In this randomized, double-blind, controlled, multicenter, interventional trial, eligible patients had rhegmatogenous retinal detachments (RRD) for less than 4 weeks and laser flare meter readings ≥ 15.0 photon counts/milliseconds (pc/ms). Patients were excluded if they had trauma, giant retinal tears, visual pre-existing PVR grade C, and chronic inflammatory conditions in the study eye. Patients were randomized 1:1 to receive intravitreal verum (200 mg/ml 5-FU and 5 IU/ml dalteparin) or placebo (balanced salt solution) during vitrectomy to treat retinal detachment repair. The primary endpoint was the development of PVR grade CP (full-thickness retinal folds or subretinal strands in clock hours located posterior to equator) 1 or higher within 12 weeks after surgery, which was determined by grading of fundus photographs. Best-corrected visual acuity and re-detachment rate were secondary outcomes.

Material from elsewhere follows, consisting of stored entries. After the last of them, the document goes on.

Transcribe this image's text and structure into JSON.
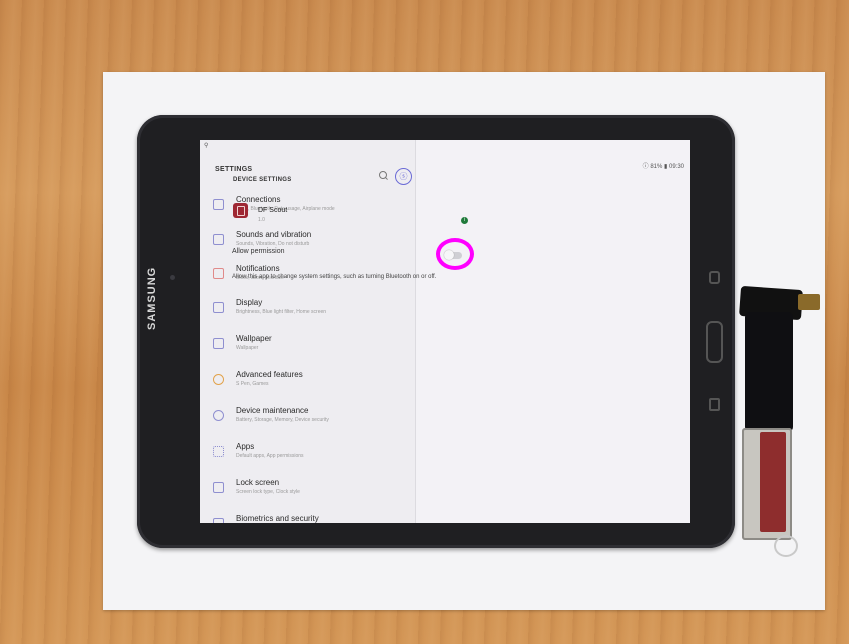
{
  "device": {
    "brand": "SAMSUNG"
  },
  "status": {
    "left_icon": "location-icon",
    "right_text": "ⓘ 81% ▮ 09:30"
  },
  "settings": {
    "title": "SETTINGS",
    "search_icon": "search-icon",
    "profile_icon": "profile-icon",
    "items": [
      {
        "label": "Connections",
        "sub": "Wi-Fi, Bluetooth, Data usage, Airplane mode",
        "icon": "connections-icon"
      },
      {
        "label": "Sounds and vibration",
        "sub": "Sounds, Vibration, Do not disturb",
        "icon": "sound-icon"
      },
      {
        "label": "Notifications",
        "sub": "Block, allow, prioritize",
        "icon": "notifications-icon"
      },
      {
        "label": "Display",
        "sub": "Brightness, Blue light filter, Home screen",
        "icon": "display-icon"
      },
      {
        "label": "Wallpaper",
        "sub": "Wallpaper",
        "icon": "wallpaper-icon"
      },
      {
        "label": "Advanced features",
        "sub": "S Pen, Games",
        "icon": "advanced-features-icon"
      },
      {
        "label": "Device maintenance",
        "sub": "Battery, Storage, Memory, Device security",
        "icon": "device-maintenance-icon"
      },
      {
        "label": "Apps",
        "sub": "Default apps, App permissions",
        "icon": "apps-icon"
      },
      {
        "label": "Lock screen",
        "sub": "Screen lock type, Clock style",
        "icon": "lock-screen-icon"
      },
      {
        "label": "Biometrics and security",
        "sub": "",
        "icon": "biometrics-icon"
      }
    ]
  },
  "device_settings": {
    "title": "DEVICE SETTINGS",
    "app_name": "DF Scout",
    "app_version": "1.0",
    "allow_label": "Allow permission",
    "allow_state": "off",
    "description": "Allow this app to change system settings, such as turning Bluetooth on or off."
  }
}
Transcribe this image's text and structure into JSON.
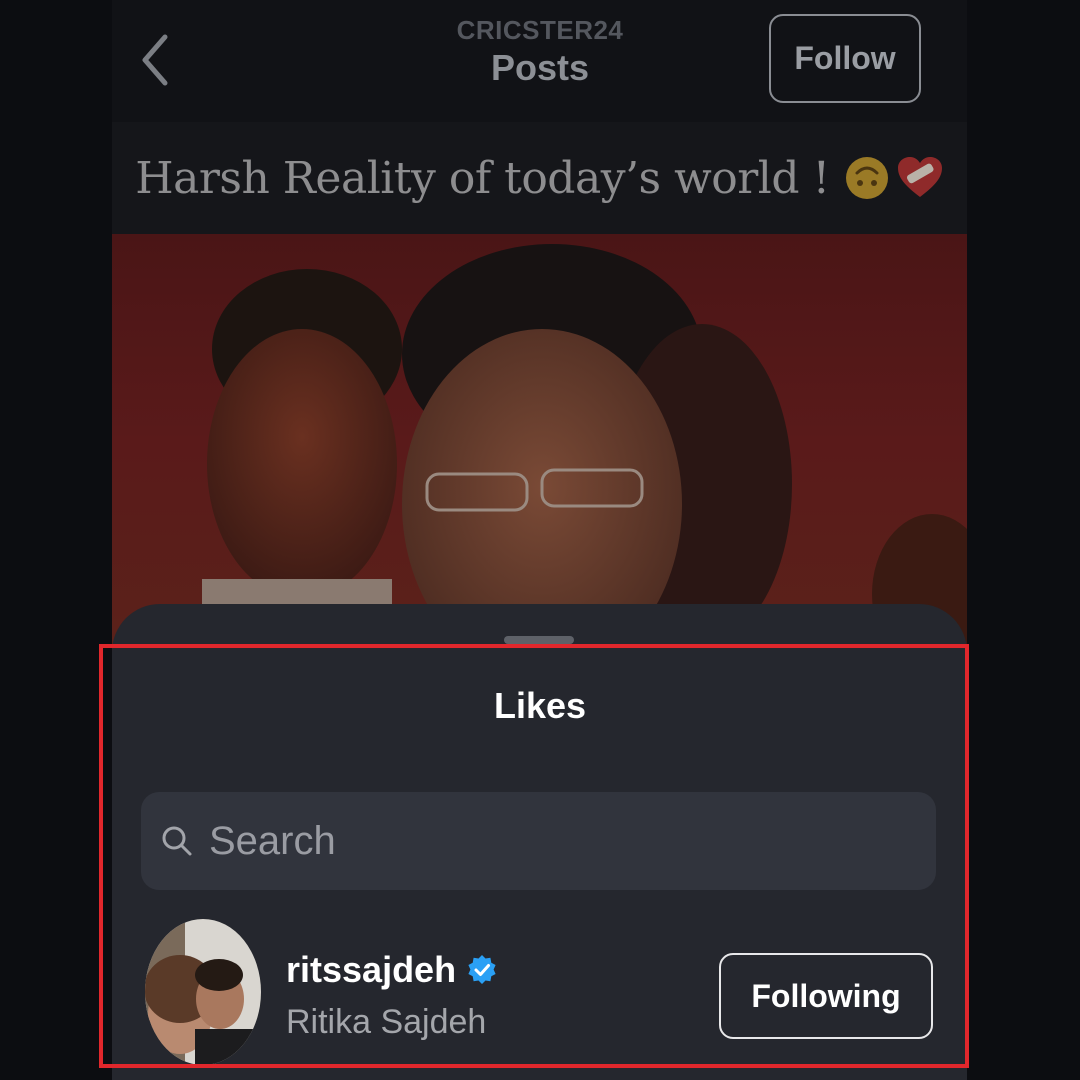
{
  "header": {
    "back_icon": "chevron-left-icon",
    "account_name": "CRICSTER24",
    "title": "Posts",
    "follow_label": "Follow"
  },
  "post": {
    "caption": "Harsh Reality of today’s world !",
    "caption_emojis": [
      "upside-down-face-emoji",
      "mending-heart-emoji"
    ],
    "image_background": "#5a1a1a"
  },
  "likes_sheet": {
    "title": "Likes",
    "search": {
      "placeholder": "Search",
      "value": "",
      "icon": "search-icon"
    },
    "users": [
      {
        "username": "ritssajdeh",
        "verified": true,
        "full_name": "Ritika Sajdeh",
        "button_label": "Following"
      }
    ]
  },
  "colors": {
    "background": "#0c0d11",
    "sheet": "#25272e",
    "search_field": "#31343d",
    "verified_blue": "#2aa0f5",
    "highlight_red": "#e1272c"
  }
}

A total of 325 subjects were randomized (verum: n = 163; placebo: n = 162). The mean laser flare was 31 ± 26 pc/ms among all participants. No significant difference existed in the grade C PVR rate in the intention-to-treat analysis (verum: 28% vs. placebo: 23%), which included non-gradable images as failure. Likewise, no significant difference was found in the per-protocol analysis (verum: 12% vs. placebo: 12%), which only analyzed patients who had gradable images. No significant safety risks were identified in the treatment or placebo group.

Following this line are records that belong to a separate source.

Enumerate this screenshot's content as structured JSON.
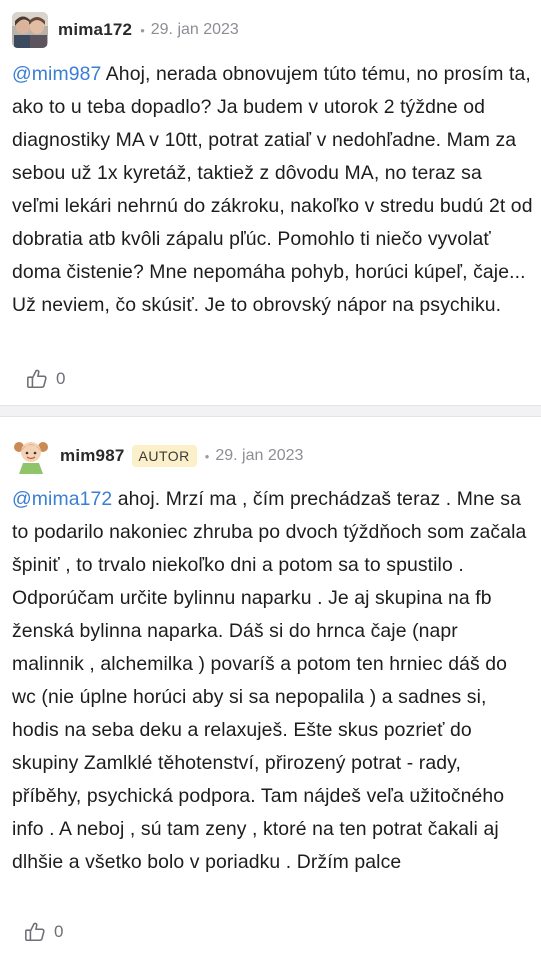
{
  "posts": [
    {
      "username": "mima172",
      "date": "29. jan 2023",
      "mention": "@mim987",
      "text": " Ahoj, nerada obnovujem túto tému, no prosím ta, ako to u teba dopadlo? Ja budem v utorok 2 týždne od diagnostiky MA v 10tt, potrat zatiaľ v nedohľadne. Mam za sebou už 1x kyretáž, taktiež z dôvodu MA, no teraz sa veľmi lekári nehrnú do zákroku, nakoľko v stredu budú 2t od dobratia atb kvôli zápalu pľúc. Pomohlo ti niečo vyvolať doma čistenie? Mne nepomáha pohyb, horúci kúpeľ, čaje... Už neviem, čo skúsiť. Je to obrovský nápor na psychiku.",
      "likes": "0"
    },
    {
      "username": "mim987",
      "badge": "AUTOR",
      "date": "29. jan 2023",
      "mention": "@mima172",
      "text": " ahoj. Mrzí ma , čím prechádzaš teraz . Mne sa to podarilo nakoniec zhruba po dvoch týždňoch som začala špiniť , to trvalo niekoľko dni a potom sa to spustilo . Odporúčam určite bylinnu naparku . Je aj skupina na fb ženská bylinna naparka. Dáš si do hrnca čaje (napr malinnik , alchemilka ) povaríš a potom ten hrniec dáš do wc (nie úplne horúci aby si sa nepopalila ) a sadnes si, hodis na seba deku a relaxuješ. Ešte skus pozrieť do skupiny Zamlklé těhotenství, přirozený potrat - rady, příběhy, psychická podpora. Tam nájdeš veľa užitočného info . A neboj , sú tam zeny , ktoré na ten potrat čakali aj dlhšie a všetko bolo v poriadku . Držím palce",
      "likes": "0"
    }
  ],
  "colors": {
    "mention": "#3a7fd3",
    "badge_bg": "#fbf0c9",
    "divider": "#f2f2f4"
  },
  "icons": {
    "like": "thumbs-up-icon",
    "separator": "dot"
  }
}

Based on the elevated flare measurements, there was a lower rate of Grade C PVR development in both groups compared to the expected rate, which may have limited the ability to detect a difference in the treatment and placebo groups.
Verum (200 mg/ml 5-FU and 5 IU/ml dalteparin) is not effective at preventing Grade C PVR in patients with RRDs who are deemed high risk for developing PVR based on elevated flare measurements.